Il est la liberté. « Si
l'on confond l'État avec la société civile et si on lui donne
pour destination la tâche de veiller à la sûreté,
d'assurer la promotion de la propriété privée
et de la liberté
personnelle, c'est l'intérêt des individus comme tels qui est le
but final en vue
duquel ils se sont unis et il s'ensuit qu'il est laissé au bon
vouloir de chacun de
devenir membre de l'État. Mais l'État a un tout autre rapport
avec l'individu; étant donné que l'État est Esprit
objectif, l'individu ne peut avoir
lui-même de vérité, une
existence objective et une vie éthique que s'il est membre de l'État. » (Principes
de la philosophie du droit,
§ 258, Rem.) L’État n’est pas un simple instrument qui
permettrait à la société civile de mieux se gérer elle-même, il
est ce par quoi l’individu se réalise, moralement et
spirituellement. L'obéissance à la volonté de l'État est la
seule façon pour un homme d'être fidèle à son moi rationnel,
parce que l'État est le vrai soi de l'individu.

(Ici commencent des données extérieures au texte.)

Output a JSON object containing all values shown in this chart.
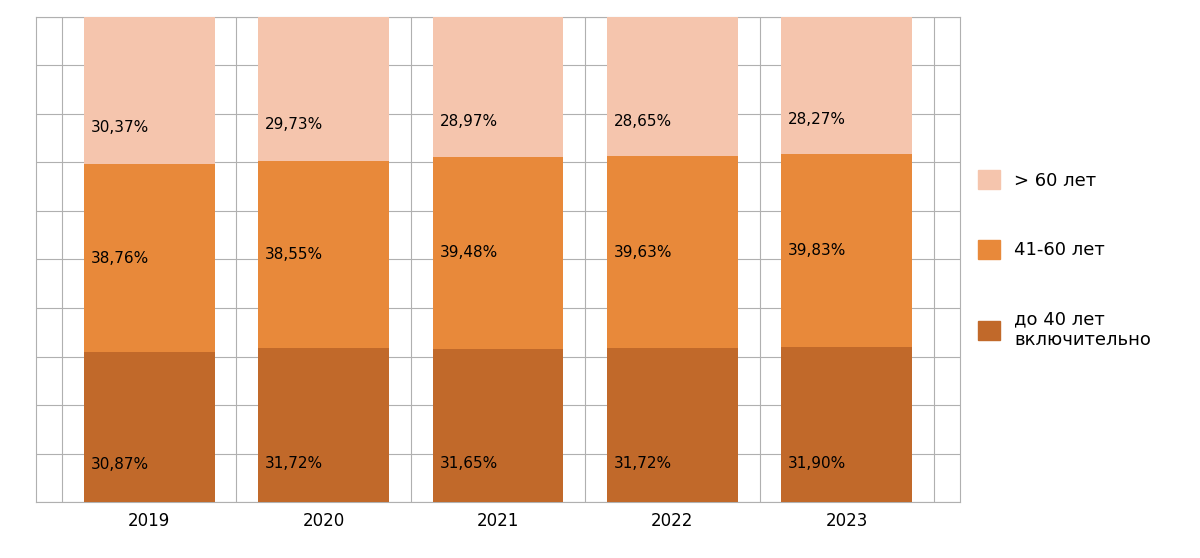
{
  "years": [
    "2019",
    "2020",
    "2021",
    "2022",
    "2023"
  ],
  "below_40": [
    30.87,
    31.72,
    31.65,
    31.72,
    31.9
  ],
  "mid_41_60": [
    38.76,
    38.55,
    39.48,
    39.63,
    39.83
  ],
  "above_60": [
    30.37,
    29.73,
    28.97,
    28.65,
    28.27
  ],
  "color_below_40": "#c1692a",
  "color_mid_41_60": "#e8893a",
  "color_above_60": "#f5c5ad",
  "label_below_40": "до 40 лет\nвключительно",
  "label_mid_41_60": "41-60 лет",
  "label_above_60": "> 60 лет",
  "bar_width": 0.75,
  "ylim": [
    0,
    100
  ],
  "background_color": "#ffffff",
  "grid_color": "#b0b0b0",
  "font_size_labels": 11,
  "font_size_ticks": 12,
  "font_size_legend": 13
}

Dans les Principes de la philosophie du
droit, Hegel écrit encore: « l’État est la réalité en acte
de la liberté concrète » ou encore « l’Esprit enraciné dans le
monde » (§260, §270). « Tout dans l'État, rien contre l'État,
rien en dehors de l'État » disait Benito Mussolini à la Chambre
des députés en 1927, faisant ainsi écho à Hegel.
L'idée hégélienne d'un développement
spontané de l'Esprit dans l’histoire rejoint, à certains égards,
l’idée d'ordre auto-organisé, à la racine de la « main
invisible » de Smith. Ce dernier, dans Les recherches sur la
nature et les causes de la richesse des nations (1776)
développait l’idée d’une harmonie naturelle des individus guidés par
leur intérêt: « Tout en ne cherchant que son intérêt personnel, il
[l’individu] travaille de manière bien plus efficace pour l’intérêt
de la société, que s’il avait réellement pour but d’y travailler. »
Mais la théorie hégélienne de l’histoire
est aux antipodes de celle de Smith. Selon Hegel, le
développement historique est l'œuvre de la Raison, entendue
comme un processus supra-individuel. Dans ce processus, les
libres initiatives des individus ne jouent aucun rôle créatif.
Les initiatives individuelles se juxtaposent mais ne créent pas
un ordre. La Forme est uniquement l'œuvre de la Raison.
Du point de vue de la Raison, la volonté
individuelle n’existe pas. C’est une abstraction qui ne se
réalise que dans les collectivités (les peuples, les nations,
l’État). « Les individus disparaissent devant la substantialité
de l’ensemble et celui-ci forme les individus dont il a besoin. Les
individus n’empêchent pas qu’arrive ce qui doit arriver. [...]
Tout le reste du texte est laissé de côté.